Published: Feb 22, 2023 11:31
Source: SMM
Iron ore is one of the important raw materials for the steel industry, but domestic iron ore supply mainly relied on imports. Statistics show that China's imported iron ore has accounted for 80% for many years.

SHANGHAI, Feb 22 (SMM) - Iron ore is one of the important raw materials for the steel industry, but domestic iron ore supply mainly relied on imports. Statistics show that China's imported iron ore has accounted for 80% for many years.

The distribution of iron ore in the world is relatively concentrated. According to statistics, the world's available iron ore reserves are about 180 billion mt, of which Australia has the largest reserves with about 51 billion mt, accounting for about 28.33% of the world's total reserves. Brazil, Russia and China have reserves of more than 70%.

Due to the insufficient supply and low grade, China’s iron ore supply is highly depended on imports.  China's imports in December 2022 stood at 90.86 million mt, a decrease of 8.08% month-on-month, but an increase of 5.56% year-on-year. The imports totalled 1.11 billion mt in 2022, a month-on-month increase of 8.93% and a year-on-year decrease of 1.5%.

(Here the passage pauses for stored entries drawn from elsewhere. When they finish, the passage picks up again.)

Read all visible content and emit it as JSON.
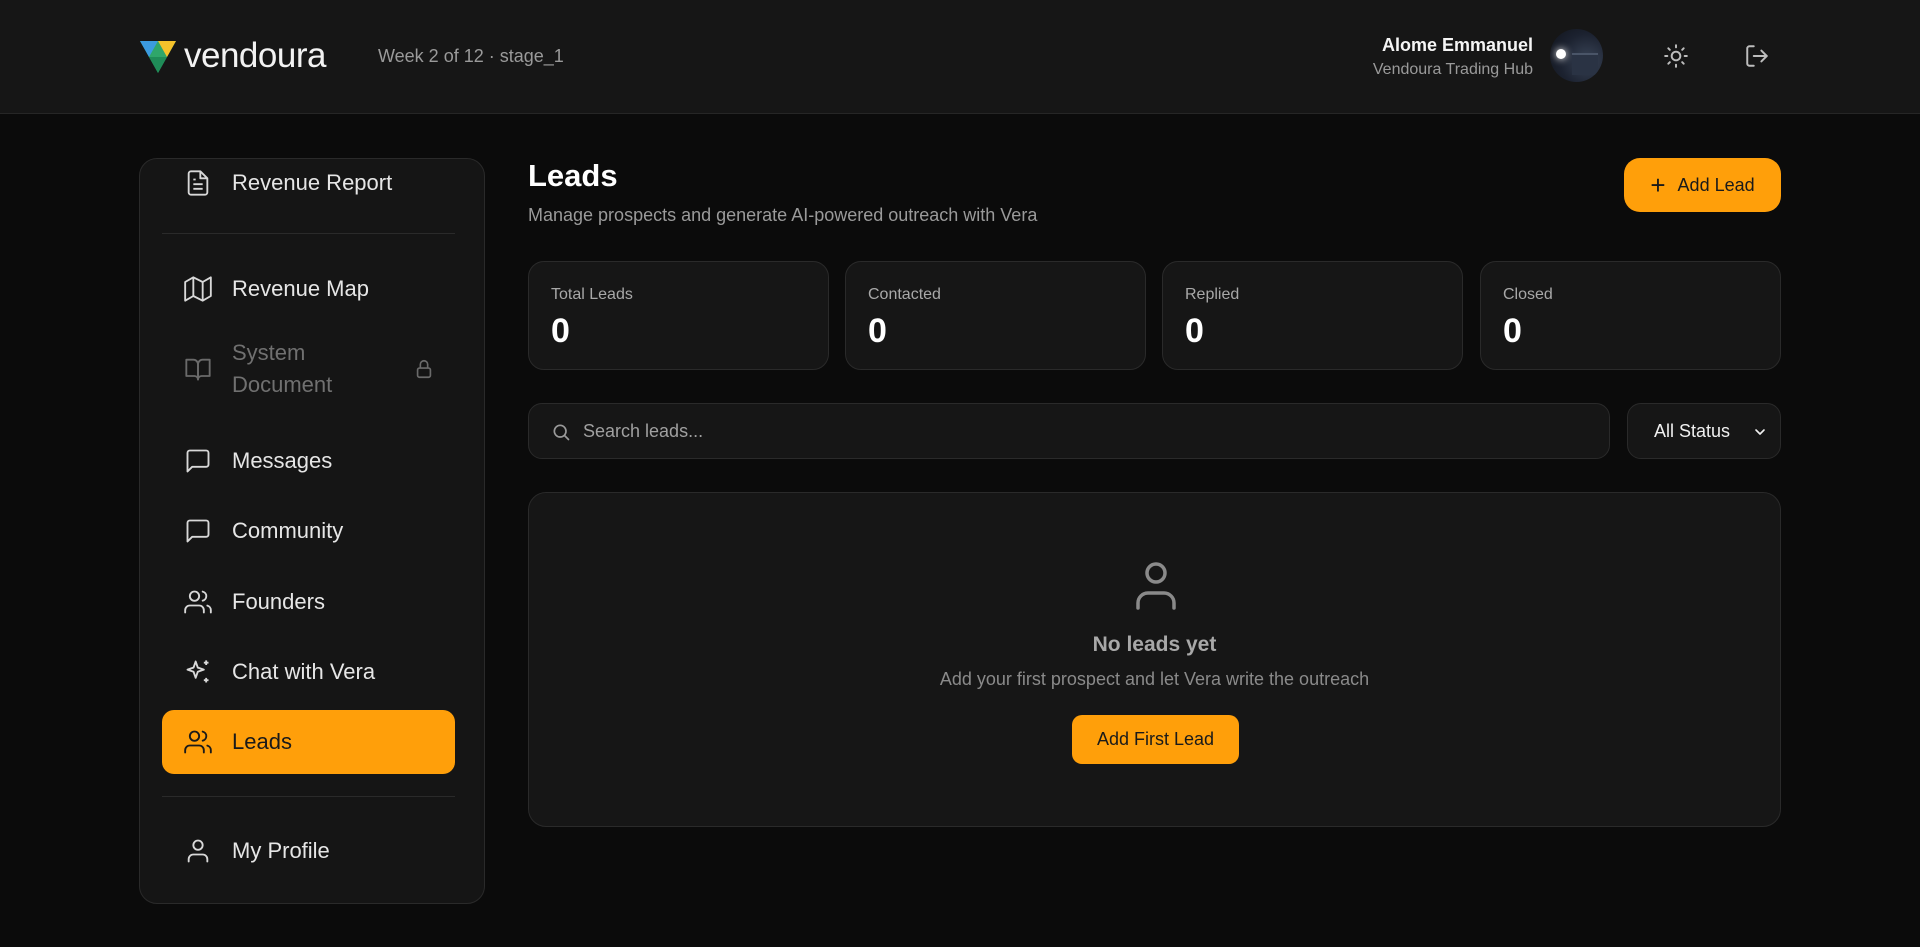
{
  "header": {
    "logo_text": "vendoura",
    "week_info": "Week 2 of 12 · stage_1",
    "user_name": "Alome Emmanuel",
    "user_org": "Vendoura Trading Hub"
  },
  "sidebar": {
    "items": [
      {
        "label": "Revenue Report",
        "icon": "document-icon"
      },
      {
        "label": "Revenue Map",
        "icon": "map-icon"
      },
      {
        "label": "System Document",
        "icon": "book-icon",
        "locked": true
      },
      {
        "label": "Messages",
        "icon": "message-icon"
      },
      {
        "label": "Community",
        "icon": "message-icon"
      },
      {
        "label": "Founders",
        "icon": "users-icon"
      },
      {
        "label": "Chat with Vera",
        "icon": "sparkle-icon"
      },
      {
        "label": "Leads",
        "icon": "users-icon",
        "active": true
      },
      {
        "label": "My Profile",
        "icon": "user-icon"
      }
    ]
  },
  "main": {
    "title": "Leads",
    "subtitle": "Manage prospects and generate AI-powered outreach with Vera",
    "add_button": "Add Lead",
    "stats": [
      {
        "label": "Total Leads",
        "value": "0"
      },
      {
        "label": "Contacted",
        "value": "0"
      },
      {
        "label": "Replied",
        "value": "0"
      },
      {
        "label": "Closed",
        "value": "0"
      }
    ],
    "search": {
      "placeholder": "Search leads...",
      "value": ""
    },
    "status_filter": "All Status",
    "empty": {
      "title": "No leads yet",
      "subtitle": "Add your first prospect and let Vera write the outreach",
      "button": "Add First Lead"
    }
  },
  "colors": {
    "accent": "#ff9f0a",
    "background": "#0b0b0b",
    "surface": "#161616"
  }
}
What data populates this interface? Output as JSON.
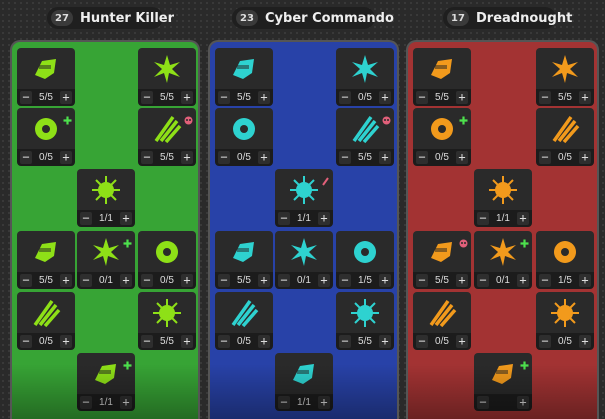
{
  "trees": [
    {
      "id": "hunter",
      "name": "Hunter Killer",
      "points": "27",
      "color": "#37a435",
      "icon_color": "#8ee017",
      "talents": [
        {
          "icon": "ammo-clip-icon",
          "rank": "5/5"
        },
        {
          "icon": "explosion-burst-icon",
          "rank": "5/5"
        },
        {
          "icon": "biohazard-icon",
          "rank": "0/5",
          "mark": "plus"
        },
        {
          "icon": "slashing-claws-icon",
          "rank": "5/5",
          "mark": "skull"
        },
        {
          "icon": "shattered-blast-icon",
          "rank": "1/1"
        },
        {
          "icon": "spiked-gear-icon",
          "rank": "5/5"
        },
        {
          "icon": "heavy-cannon-icon",
          "rank": "0/1",
          "mark": "plus"
        },
        {
          "icon": "weapon-crate-icon",
          "rank": "0/5"
        },
        {
          "icon": "shield-emblem-icon",
          "rank": "0/5"
        },
        {
          "icon": "skull-icon",
          "rank": "5/5"
        },
        {
          "icon": "energy-claws-icon",
          "rank": "1/1",
          "mark": "plus"
        }
      ]
    },
    {
      "id": "cyber",
      "name": "Cyber Commando",
      "points": "23",
      "color": "#2842a8",
      "icon_color": "#2ed2d0",
      "talents": [
        {
          "icon": "laser-pyramid-icon",
          "rank": "5/5"
        },
        {
          "icon": "cyborg-head-icon",
          "rank": "0/5"
        },
        {
          "icon": "guitar-weapon-icon",
          "rank": "0/5"
        },
        {
          "icon": "plasma-grenade-icon",
          "rank": "5/5",
          "mark": "skull"
        },
        {
          "icon": "power-gauntlet-icon",
          "rank": "1/1",
          "mark": "slash"
        },
        {
          "icon": "targeting-shield-icon",
          "rank": "5/5"
        },
        {
          "icon": "sprinting-soldier-icon",
          "rank": "0/1"
        },
        {
          "icon": "cyber-heart-icon",
          "rank": "1/5"
        },
        {
          "icon": "kneeling-rifleman-icon",
          "rank": "0/5"
        },
        {
          "icon": "twin-rifles-icon",
          "rank": "5/5"
        },
        {
          "icon": "armored-fist-icon",
          "rank": "1/1"
        }
      ]
    },
    {
      "id": "dread",
      "name": "Dreadnought",
      "points": "17",
      "color": "#a33333",
      "icon_color": "#f29a1c",
      "talents": [
        {
          "icon": "fuel-canister-icon",
          "rank": "5/5"
        },
        {
          "icon": "fortress-icon",
          "rank": "5/5"
        },
        {
          "icon": "power-armor-icon",
          "rank": "0/5",
          "mark": "plus"
        },
        {
          "icon": "tower-shield-icon",
          "rank": "0/5"
        },
        {
          "icon": "radiation-icon",
          "rank": "1/1"
        },
        {
          "icon": "combat-helmet-icon",
          "rank": "5/5",
          "mark": "skull"
        },
        {
          "icon": "control-panel-icon",
          "rank": "0/1",
          "mark": "plus"
        },
        {
          "icon": "gas-mask-icon",
          "rank": "1/5"
        },
        {
          "icon": "mech-fist-icon",
          "rank": "0/5"
        },
        {
          "icon": "battle-bug-icon",
          "rank": "0/5"
        },
        {
          "icon": "drill-bit-icon",
          "rank": "",
          "mark": "plus"
        }
      ]
    }
  ],
  "controls": {
    "minus": "−",
    "plus": "+"
  }
}
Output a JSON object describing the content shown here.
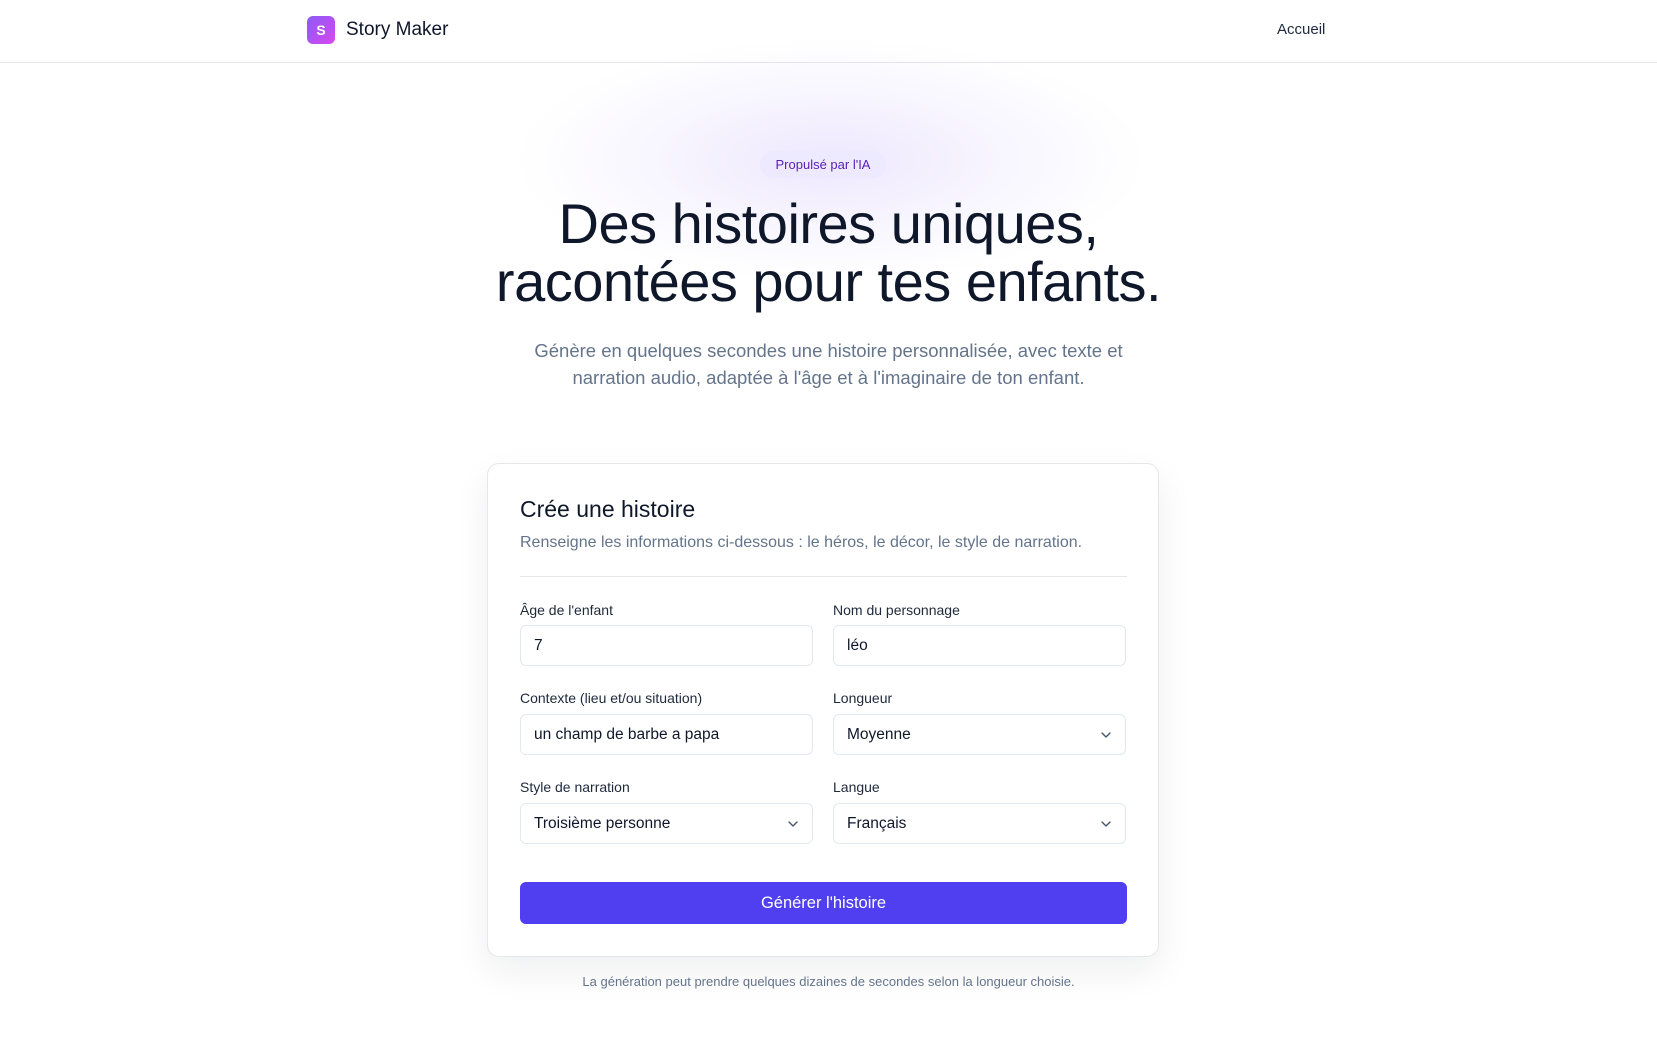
{
  "header": {
    "logo_letter": "S",
    "brand_name": "Story Maker",
    "nav_home": "Accueil"
  },
  "hero": {
    "badge": "Propulsé par l'IA",
    "title_line1": "Des histoires uniques,",
    "title_line2": "racontées pour tes enfants.",
    "subtitle_line1": "Génère en quelques secondes une histoire personnalisée, avec texte et",
    "subtitle_line2": "narration audio, adaptée à l'âge et à l'imaginaire de ton enfant."
  },
  "form": {
    "title": "Crée une histoire",
    "description": "Renseigne les informations ci-dessous : le héros, le décor, le style de narration.",
    "age": {
      "label": "Âge de l'enfant",
      "value": "7"
    },
    "character": {
      "label": "Nom du personnage",
      "value": "léo"
    },
    "context": {
      "label": "Contexte (lieu et/ou situation)",
      "value": "un champ de barbe a papa"
    },
    "length": {
      "label": "Longueur",
      "value": "Moyenne"
    },
    "style": {
      "label": "Style de narration",
      "value": "Troisième personne"
    },
    "language": {
      "label": "Langue",
      "value": "Français"
    },
    "submit_label": "Générer l'histoire"
  },
  "footnote": "La génération peut prendre quelques dizaines de secondes selon la longueur choisie.",
  "colors": {
    "accent": "#4f3ff0",
    "badge_bg": "#ede9fe",
    "badge_text": "#5b21b6",
    "logo_gradient_start": "#8b5cf6",
    "logo_gradient_end": "#d946ef"
  }
}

China's iron ore imported from Australia and Brazil reached 59.8124 million mt and 20.0663 million mt respectively in December 2022, accounting for about 66% and 22%. The rise in iron ore prices increased the concentration of the supply side. It is expected that China will remain the world's largest importer of iron ore in the next 5 to 10 years.

The rapid and sharp rise in iron ore prices has brought multiple impacts on downstream industries. Firstly, the production costs of the steel industry has been greatly increased as the iron ore prices accounts for more than half of the production cost of steelmaking. Secondly, the increase in cost will be transmitted downstream along the industrial chain, which may cause downstream price increases. Thirdly, the sharp rise in iron ore prices has eroded the profits of the real economy to a certain extent. Financial capital raises the prices of iron ore through financial pricing mechanisms such as futures and swaps. In fact, it transfers profits through price leverage, allowing the domestic real economy to subsidise overseas mines and financial capital.